Filaments implements fine-grain parallelism both portably and efficiently on shared- and distributed-memory machines. It currently runs on an SGI, Sequent, and a cluster of Sun IPCs. Prototypes are running on a cluster of DECstations running Mach and an Intel Paragon. DF provides a shared-memory programming model, implemented by a distributed shared memory on distributed machines. It achieves efficiency by using stateless threads, overlapping communication and computation, and automatically balancing the load in fork/join computations.
Filaments strives to make languages and compilers simpler by pushing some of the complexity into a run-time system. To this end, we have validated Filaments by creating fsc, a modified a SISAL compiler to generate Filaments code. Filaments obviates the need for compilers to cluster small tasks into larger ones. Ongoing research is focusing on how to augment Filaments to automatically place data on processors (in the Adapt subsystem) and to automatically avoid thrashing. These subsystems will obviate the need for compilers to place data on the processors and to pad data to avoid thrashing, simplifying the job of the programmer and the compiler. Further details on Filaments can be found in the following papers:
Dawson R. Engler, David K. Lowenthal, and Gregory R. Andrews Shared Filaments: Efficient Fine-Grain Parallelism on Shared-Memory Multiprocessors. TR 93-13a, University of Arizona, April 1993 (187K bytes)
Vincent W. Freeh, David K. Lowenthal, and Gregory R. Andrews. Distributed Filaments: Efficient Fine-Grain Parallelism on a Cluster of Workstations. First Symposium on Operating Systems Design and Implementation, p. 201-212, Monterey, CA, November 14-17, 1994 (217K bytes)
David K. Lowenthal, Vincent W. Freeh, and Gregory R. Andrews. Using Fine-Grain Threads and Run-Time Decision Making in Parallel Computing. To appear, Journal of Parallel and Distributed Computing, Special Issue on Multithreading for Multiprocessors (244 bytes, 97K compressed)
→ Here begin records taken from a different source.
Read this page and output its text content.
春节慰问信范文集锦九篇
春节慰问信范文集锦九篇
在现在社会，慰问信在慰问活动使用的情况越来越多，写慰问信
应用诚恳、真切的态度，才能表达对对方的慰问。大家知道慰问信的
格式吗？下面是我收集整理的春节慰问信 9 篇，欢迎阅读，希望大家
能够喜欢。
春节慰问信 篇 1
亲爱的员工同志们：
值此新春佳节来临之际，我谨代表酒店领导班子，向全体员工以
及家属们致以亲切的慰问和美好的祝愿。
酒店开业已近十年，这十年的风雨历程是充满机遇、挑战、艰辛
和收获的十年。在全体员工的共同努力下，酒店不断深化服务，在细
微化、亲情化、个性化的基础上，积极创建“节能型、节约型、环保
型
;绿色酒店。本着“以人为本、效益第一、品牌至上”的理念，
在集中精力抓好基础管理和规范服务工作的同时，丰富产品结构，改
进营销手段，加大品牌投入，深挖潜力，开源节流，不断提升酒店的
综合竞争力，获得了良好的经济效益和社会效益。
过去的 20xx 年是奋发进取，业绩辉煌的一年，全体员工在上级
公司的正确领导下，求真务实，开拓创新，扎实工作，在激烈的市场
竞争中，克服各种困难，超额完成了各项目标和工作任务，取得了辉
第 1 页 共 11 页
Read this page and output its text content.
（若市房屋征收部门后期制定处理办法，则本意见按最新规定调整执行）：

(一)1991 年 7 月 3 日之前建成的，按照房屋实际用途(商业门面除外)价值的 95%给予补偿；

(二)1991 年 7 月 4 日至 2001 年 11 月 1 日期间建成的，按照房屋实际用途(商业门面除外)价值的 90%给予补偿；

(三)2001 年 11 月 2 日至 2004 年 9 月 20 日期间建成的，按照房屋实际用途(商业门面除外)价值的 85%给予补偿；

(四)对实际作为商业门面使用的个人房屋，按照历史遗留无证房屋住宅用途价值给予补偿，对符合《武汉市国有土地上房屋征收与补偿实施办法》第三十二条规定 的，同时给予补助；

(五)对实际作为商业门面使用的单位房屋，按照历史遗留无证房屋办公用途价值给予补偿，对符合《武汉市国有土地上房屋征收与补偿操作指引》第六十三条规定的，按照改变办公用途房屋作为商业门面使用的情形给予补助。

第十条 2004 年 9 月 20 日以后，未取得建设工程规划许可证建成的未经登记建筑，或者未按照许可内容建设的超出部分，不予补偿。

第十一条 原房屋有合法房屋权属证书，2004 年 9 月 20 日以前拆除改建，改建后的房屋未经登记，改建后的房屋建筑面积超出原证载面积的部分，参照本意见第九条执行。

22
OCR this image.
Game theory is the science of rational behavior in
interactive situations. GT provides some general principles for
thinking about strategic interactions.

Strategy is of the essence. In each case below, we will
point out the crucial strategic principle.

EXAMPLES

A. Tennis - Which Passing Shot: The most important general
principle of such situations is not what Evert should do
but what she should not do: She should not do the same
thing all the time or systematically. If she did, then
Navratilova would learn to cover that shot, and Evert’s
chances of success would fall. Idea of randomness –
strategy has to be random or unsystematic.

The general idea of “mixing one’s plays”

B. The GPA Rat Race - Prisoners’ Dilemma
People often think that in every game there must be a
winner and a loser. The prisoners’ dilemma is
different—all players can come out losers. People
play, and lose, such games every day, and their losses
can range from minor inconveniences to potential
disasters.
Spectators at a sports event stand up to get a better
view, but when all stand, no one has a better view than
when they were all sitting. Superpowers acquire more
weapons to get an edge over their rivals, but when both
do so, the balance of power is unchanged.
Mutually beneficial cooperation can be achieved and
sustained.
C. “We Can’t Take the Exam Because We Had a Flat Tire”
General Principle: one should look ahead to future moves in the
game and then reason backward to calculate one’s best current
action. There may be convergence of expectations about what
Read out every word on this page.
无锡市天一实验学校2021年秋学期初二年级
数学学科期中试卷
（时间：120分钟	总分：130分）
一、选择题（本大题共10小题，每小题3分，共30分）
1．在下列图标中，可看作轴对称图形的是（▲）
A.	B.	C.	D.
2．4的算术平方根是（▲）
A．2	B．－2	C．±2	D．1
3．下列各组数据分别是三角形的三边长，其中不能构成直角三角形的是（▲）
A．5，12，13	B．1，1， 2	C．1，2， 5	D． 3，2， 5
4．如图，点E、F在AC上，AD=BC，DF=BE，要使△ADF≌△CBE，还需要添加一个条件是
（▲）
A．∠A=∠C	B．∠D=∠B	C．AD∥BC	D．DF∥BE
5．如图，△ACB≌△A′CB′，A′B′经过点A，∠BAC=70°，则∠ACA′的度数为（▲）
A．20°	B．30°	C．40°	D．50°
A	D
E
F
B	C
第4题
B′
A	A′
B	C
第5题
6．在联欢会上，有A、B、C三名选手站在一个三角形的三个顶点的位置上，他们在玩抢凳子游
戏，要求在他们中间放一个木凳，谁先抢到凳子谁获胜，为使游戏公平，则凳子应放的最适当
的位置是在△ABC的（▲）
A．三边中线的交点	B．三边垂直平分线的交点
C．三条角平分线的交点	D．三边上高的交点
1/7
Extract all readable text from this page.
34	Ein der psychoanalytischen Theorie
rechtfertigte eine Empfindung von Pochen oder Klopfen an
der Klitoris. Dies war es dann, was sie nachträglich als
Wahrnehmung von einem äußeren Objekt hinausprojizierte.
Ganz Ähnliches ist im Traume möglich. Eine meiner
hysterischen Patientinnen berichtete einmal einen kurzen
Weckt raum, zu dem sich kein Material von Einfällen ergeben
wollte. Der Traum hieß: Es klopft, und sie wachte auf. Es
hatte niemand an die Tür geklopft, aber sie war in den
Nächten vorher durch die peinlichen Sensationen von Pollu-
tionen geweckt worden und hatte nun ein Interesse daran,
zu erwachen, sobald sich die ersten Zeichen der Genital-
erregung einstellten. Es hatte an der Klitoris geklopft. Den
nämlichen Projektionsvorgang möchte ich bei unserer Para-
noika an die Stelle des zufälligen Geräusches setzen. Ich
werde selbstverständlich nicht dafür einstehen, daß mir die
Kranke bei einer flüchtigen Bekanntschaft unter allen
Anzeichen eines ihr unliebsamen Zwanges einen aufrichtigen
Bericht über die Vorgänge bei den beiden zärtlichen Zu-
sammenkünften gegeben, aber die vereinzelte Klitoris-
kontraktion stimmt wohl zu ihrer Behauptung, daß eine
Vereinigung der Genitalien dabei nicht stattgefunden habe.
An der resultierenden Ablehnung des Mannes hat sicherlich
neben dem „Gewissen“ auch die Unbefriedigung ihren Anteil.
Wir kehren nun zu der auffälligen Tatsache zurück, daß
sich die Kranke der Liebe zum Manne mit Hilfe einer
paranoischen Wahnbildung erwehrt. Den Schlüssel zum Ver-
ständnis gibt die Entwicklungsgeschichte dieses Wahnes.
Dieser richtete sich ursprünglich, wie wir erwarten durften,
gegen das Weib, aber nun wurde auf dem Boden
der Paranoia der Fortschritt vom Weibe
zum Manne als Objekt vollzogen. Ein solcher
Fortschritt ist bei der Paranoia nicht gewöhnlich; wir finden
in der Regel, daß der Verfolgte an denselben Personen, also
The Filaments package is a library of C code that currently runs on clusters of workstations (Sun running SunOS or Solaris, and DEC-5000 running Mach), shared-memory multiprocessors (Sequent Symmetry and SGI Iris), and a distributed-memory multi-computer (Intel Paragon). It has been designed to support parallel scientific applications, and is intended to be a target for a compiler. The package is relatively small (less than 7,000 lines of C code), simple (about 20 subroutine calls), and efficient.
Filaments has two key abstractions: fine-grain threads and distributed shared memory. The fine-grain execution model can be thought of as the least common denominator for concurrency, because it supports coarse- and medium-grain tasks as well as fine-grain ones. The shared-memory programming model provides a simple and natural way to program.
A filament is a very lightweight thread. Each filament is an independent of unit of work, and there may be thousands in an application. There are two kinds of filaments: iterative, which are used in loop-based applications such as matrix multiplication and Jacobi iterative, and fork/join, which are used in recursive applications such as adaptive quadrature. Filaments are executed concurrently by server threads.
The distributed shared memory (DSM) system provides a logically shared memory on distributed memory machines. Hence, filaments can communicate by reading and writing shared variables; no explicit message passing is required. Filaments synchronize using barriers for iterative applications or the join primitive for recursive applications. The package also provides reduction operations, which are integrated with barrier synchronization.
The Filament package employs a number of techniques to help make it efficient. First, filaments are stackless (reducing the cost of a context switch significantly) and independent. Thus, there may be thousands and each can be executed on any node in any order. This allows the runtime system flexibility in selecting the next filament to run and facilitates load balancing. Second, the DSM is multi-threaded: When a filament faults on a non-local DSM page, it is suspended and a different filament is executed; the faulting filament is rescheduled when the page arrives. This overlaps communication and computation, and therefore, eliminates communication latency in most applications. Third, the package employs techniques such as inlining and pruning to reduce the overhead of executing filaments. Finally, a reliable datagram protocol is used to reduce buffering and copying of message data (pages) and to provide scalability. These and additional features are discussed in the above papers.